Interview de Paul Wohrer, responsable du programme Espace à l'Institut français des relations internationales.
L'Allemagne et la tech américaine, grandes absentes du sommet de l'Espace ?
Malgré l'absence du chancelier Friedrich Merz et des géants américains du New Space comme SpaceX et Blue Origin, de nombreux acteurs américains et allemands étaient bien présents dans la salle pour suivre les prises de parole. Les États-Unis et la Chine demeurent des acteurs incontournables du secteur spatial, mais ils sont loin d'être les seuls : entre 90 et 120 États étaient représentés, preuve de l'intérêt désormais partagé par une large partie de la communauté internationale pour les enjeux spatiaux. Côté allemand, cette absence s'explique surtout par la crise politique qui a suivi, cette semaine, la percée électorale de l'AfD en Saxe-Anhalt.
Pourquoi le couple moteur franco-allemand s'essouffle sur la question spatiale
Une fragmentation croissante traverse les politiques spatiales européennes, comme le souligne le rapport Draghi. La coopération reste difficile à approfondir : plusieurs États membres, au premier rang desquels l'Allemagne, l'Italie et la France, cherchent, avec leur propre tissu industriel, à faire jeu égal avec leurs homologues européens plutôt qu'à unir leurs efforts. Cette concurrence ne se joue d'ailleurs pas seulement entre pays : elle traverse aussi les industries nationales elles-mêmes, où les jeunes pousses du New Space bousculent désormais les grands groupes historiques.
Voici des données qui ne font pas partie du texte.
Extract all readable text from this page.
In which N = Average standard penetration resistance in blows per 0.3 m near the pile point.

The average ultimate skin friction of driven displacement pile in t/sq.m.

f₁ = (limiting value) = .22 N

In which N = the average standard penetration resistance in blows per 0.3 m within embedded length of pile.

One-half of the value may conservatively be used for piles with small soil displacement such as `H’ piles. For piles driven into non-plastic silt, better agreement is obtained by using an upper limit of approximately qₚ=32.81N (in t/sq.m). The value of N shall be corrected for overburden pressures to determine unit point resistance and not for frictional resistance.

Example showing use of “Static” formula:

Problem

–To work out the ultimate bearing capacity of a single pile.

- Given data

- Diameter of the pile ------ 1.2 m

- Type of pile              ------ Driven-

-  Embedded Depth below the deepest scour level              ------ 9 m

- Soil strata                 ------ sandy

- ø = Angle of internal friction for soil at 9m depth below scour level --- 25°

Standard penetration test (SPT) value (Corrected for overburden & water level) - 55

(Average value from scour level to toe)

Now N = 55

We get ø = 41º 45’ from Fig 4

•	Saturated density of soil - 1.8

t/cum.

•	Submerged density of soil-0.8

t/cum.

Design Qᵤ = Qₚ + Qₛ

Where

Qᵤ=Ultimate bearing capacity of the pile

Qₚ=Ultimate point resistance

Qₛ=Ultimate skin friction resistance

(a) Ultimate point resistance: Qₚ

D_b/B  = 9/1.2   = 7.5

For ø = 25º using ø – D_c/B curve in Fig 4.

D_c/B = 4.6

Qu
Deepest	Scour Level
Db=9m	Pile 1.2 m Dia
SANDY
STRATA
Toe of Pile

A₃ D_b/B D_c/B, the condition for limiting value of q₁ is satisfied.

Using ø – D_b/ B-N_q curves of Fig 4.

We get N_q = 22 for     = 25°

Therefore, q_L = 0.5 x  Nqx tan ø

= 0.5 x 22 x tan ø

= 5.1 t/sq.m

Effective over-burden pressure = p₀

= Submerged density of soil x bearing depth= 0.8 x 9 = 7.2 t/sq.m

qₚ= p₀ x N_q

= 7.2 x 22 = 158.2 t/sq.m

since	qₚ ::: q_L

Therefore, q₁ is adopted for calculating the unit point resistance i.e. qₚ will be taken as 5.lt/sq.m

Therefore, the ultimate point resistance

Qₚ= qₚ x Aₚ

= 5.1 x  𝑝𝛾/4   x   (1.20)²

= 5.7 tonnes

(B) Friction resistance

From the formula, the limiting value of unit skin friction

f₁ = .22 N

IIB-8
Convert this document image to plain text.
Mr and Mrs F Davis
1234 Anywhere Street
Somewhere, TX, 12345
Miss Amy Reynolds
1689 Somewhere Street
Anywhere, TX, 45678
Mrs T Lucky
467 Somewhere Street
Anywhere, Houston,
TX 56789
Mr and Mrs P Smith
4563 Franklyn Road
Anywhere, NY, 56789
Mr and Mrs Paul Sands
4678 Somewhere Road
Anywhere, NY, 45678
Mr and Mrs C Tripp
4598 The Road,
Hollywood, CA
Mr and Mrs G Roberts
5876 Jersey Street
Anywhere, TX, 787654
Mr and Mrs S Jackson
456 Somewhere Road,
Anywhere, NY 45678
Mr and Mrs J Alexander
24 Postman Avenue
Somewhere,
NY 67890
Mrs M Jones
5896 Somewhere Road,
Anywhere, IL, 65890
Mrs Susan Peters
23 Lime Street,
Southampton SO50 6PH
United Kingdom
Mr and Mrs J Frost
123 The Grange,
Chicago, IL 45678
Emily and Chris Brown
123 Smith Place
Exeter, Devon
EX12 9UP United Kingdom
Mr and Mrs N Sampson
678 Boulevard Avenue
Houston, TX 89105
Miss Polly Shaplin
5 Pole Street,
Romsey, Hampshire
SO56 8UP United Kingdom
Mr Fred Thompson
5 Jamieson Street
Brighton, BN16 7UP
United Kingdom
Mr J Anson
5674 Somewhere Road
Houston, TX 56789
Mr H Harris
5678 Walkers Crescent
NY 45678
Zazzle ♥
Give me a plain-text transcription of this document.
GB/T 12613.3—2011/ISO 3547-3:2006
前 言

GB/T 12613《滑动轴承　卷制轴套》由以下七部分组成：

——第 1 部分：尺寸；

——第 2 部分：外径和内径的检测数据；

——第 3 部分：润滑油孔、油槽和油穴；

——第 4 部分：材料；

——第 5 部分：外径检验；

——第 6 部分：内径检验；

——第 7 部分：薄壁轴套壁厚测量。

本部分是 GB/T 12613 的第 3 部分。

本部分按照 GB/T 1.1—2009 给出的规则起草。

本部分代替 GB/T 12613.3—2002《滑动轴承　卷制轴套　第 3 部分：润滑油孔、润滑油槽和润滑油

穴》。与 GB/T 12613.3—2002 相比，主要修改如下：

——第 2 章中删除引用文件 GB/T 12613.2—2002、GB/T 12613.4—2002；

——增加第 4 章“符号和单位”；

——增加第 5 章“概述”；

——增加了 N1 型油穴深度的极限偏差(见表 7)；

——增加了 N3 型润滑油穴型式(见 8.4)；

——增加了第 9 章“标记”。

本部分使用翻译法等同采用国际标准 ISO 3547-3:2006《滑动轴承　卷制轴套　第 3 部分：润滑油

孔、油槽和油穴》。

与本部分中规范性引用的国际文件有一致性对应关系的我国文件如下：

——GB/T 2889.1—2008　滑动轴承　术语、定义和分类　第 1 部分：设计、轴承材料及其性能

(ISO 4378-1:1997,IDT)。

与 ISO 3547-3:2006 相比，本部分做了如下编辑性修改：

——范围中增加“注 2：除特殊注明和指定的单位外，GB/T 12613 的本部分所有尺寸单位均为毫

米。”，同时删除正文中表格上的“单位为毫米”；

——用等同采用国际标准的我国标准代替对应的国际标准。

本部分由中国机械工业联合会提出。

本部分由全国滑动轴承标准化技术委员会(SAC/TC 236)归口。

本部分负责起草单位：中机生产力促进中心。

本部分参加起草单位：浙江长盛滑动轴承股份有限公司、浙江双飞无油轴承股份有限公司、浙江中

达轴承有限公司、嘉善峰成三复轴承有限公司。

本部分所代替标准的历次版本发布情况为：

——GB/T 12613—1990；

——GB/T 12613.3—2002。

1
La place de l'Europe dans la dynamique mondiale
L'Europe investit environ sept fois moins que les États-Unis dans le spatial, alors même qu'elle dispose d'une base d'ingénierie reconnue comme l'une des plus solides au monde. Si le continent reste attaché à une forte retenue face à la militarisation de l'espace, il n'en doit pas moins faire face, dès aujourd'hui, à des menaces bien réelles (brouillage de signaux, cyberattaques) qui appellent une réponse.